China’s Gilded Age: The Paradox of Economic Boom and Vast Corruption; Ang Yuen Yuen (University of Michigan)
Abstract
In 2012, the Chinese Communist Party (CCP) faced its biggest political scandal in a generation: Bo Xilai, one of the Party’s most senior leaders, was arrested on charges of graft and abuse of power. When Xi Jinping was named China’s paramount leader later that year, he warned that corruption would “doom the Party and the nation,” and, soon afterward, launched the most vigorous anti-corruption crackdown in the Party’s history. Decades before Xi, China observers had pointed to the country’s serious corruption problem. According to conventional wisdom, corruption hurts economic growth. Cross-national regressions show a strong correlation between corruption and poverty.
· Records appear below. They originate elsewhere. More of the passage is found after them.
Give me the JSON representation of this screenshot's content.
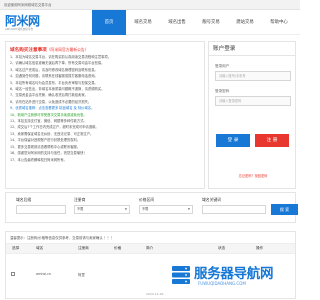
{
  "topbar": {
    "welcome": "欢迎使用阿米网络域名交易平台"
  },
  "header": {
    "logo_main": "阿米网",
    "logo_sub": "AMI.COM  域名交易平台",
    "nav": [
      "首页",
      "域名交易",
      "域名出售",
      "靓号交易",
      "建站交易",
      "帮助中心"
    ],
    "nav_active_index": 0
  },
  "info": {
    "title": "域名购买注意事项",
    "title_sub": "（阿米网官方最新公告）",
    "lines": [
      {
        "t": "1、本站为域名交易平台，请在购买前认真阅读交易流程和注意事项。",
        "c": ""
      },
      {
        "t": "2、请确认域名信息准确无误后再下单，所有交易均由平台担保。",
        "c": ""
      },
      {
        "t": "3、域名过户完成后，请及时修改域名管理密码及联系信息。",
        "c": ""
      },
      {
        "t": "4、如遇到任何问题，请联系在线客服或拨打客服电话咨询。",
        "c": ""
      },
      {
        "t": "5、本站所有域名均为会员发布，平台负责审核与担保交易。",
        "c": ""
      },
      {
        "t": "6、域名一经售出，非域名本身质量问题概不退换，请谨慎购买。",
        "c": ""
      },
      {
        "t": "7、交易资金由平台托管，确认收货后再打款给卖家。",
        "c": ""
      },
      {
        "t": "8、请勿在站外进行交易，以免造成不必要的经济损失。",
        "c": ""
      },
      {
        "t": "9、优质域名推荐：点击查看更多 精品域名 及 特价域名。",
        "c": "blue"
      },
      {
        "t": "10、新用户注册即可享受首次交易手续费减免优惠。",
        "c": "green"
      },
      {
        "t": "11、本站支持支付宝、微信、网银等多种付款方式。",
        "c": ""
      },
      {
        "t": "12、成交后7个工作日内完成过户，超时未完成可申请退款。",
        "c": ""
      },
      {
        "t": "13、卖家需保证域名无纠纷、无违法记录、可正常过户。",
        "c": ""
      },
      {
        "t": "14、平台保留对违规账户进行封禁处理的权利。",
        "c": ""
      },
      {
        "t": "15、更多交易规则请查看帮助中心或联系客服。",
        "c": ""
      },
      {
        "t": "16、感谢您对阿米网的支持与信任，祝您交易愉快！",
        "c": ""
      },
      {
        "t": "17、本公告最终解释权归阿米网所有。",
        "c": ""
      }
    ]
  },
  "login": {
    "title": "账户登录",
    "user_label": "登录用户",
    "user_placeholder": "请输入账号/手机号",
    "pass_label": "登录密码",
    "pass_placeholder": "请输入登录密码",
    "login_btn": "登 录",
    "register_btn": "注 册",
    "forgot": "忘记密码？找回密码"
  },
  "search": {
    "fields": [
      {
        "label": "域名后缀"
      },
      {
        "label": "注册商"
      },
      {
        "label": "价格区间"
      },
      {
        "label": "域名关键词"
      }
    ],
    "select_default": "不限",
    "button": "搜 索"
  },
  "list": {
    "notice": "温馨提示：注册商/价格等信息仅供参考，交易前请与卖家确认 ！！！",
    "columns": [
      "选择",
      "域名",
      "注册商",
      "价格",
      "简介",
      "状态",
      "操作"
    ],
    "rows": [
      {
        "domain": "amiwl.cn",
        "registrar": "阿里",
        "price": "",
        "intro": "",
        "status": "",
        "date": "2024-11-26"
      }
    ]
  },
  "watermark": {
    "text": "服务器导航网",
    "sub": "FUWUQIDAOHANG.COM"
  },
  "colors": {
    "brand_blue": "#1778d6",
    "accent_red": "#e8372f",
    "green": "#29a329"
  }
}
For development agencies and many academics, eradicating corruption is a prerequisite for economic development. In recent years, corruption has stoked popular discontent and led to the toppling of authoritarian regimes, including those in Egypt and Tunisia. China, however, presents a paradox. Since opening markets in 1978, China has achieved “the fastest sustained expansion by a major economy in history,” according to the World Bank.6 Why has China’s economy grown so fast for so long despite vast corruption?
This book shows that, in fact, China is not as exceptional as we think it is the closest parallel is the United States in the late nineteenth century, a period characterized by both feverish growth and glaring inequality, conniving plutocrats and corrupt politicians. What we have witnessed since 1978 is China’s Gilded Age in the making. The assumption that all corruption hampers growth is over-simplistic. To explain China, we must fundamentally revise our beliefs about the relationship between corruption and capitalism.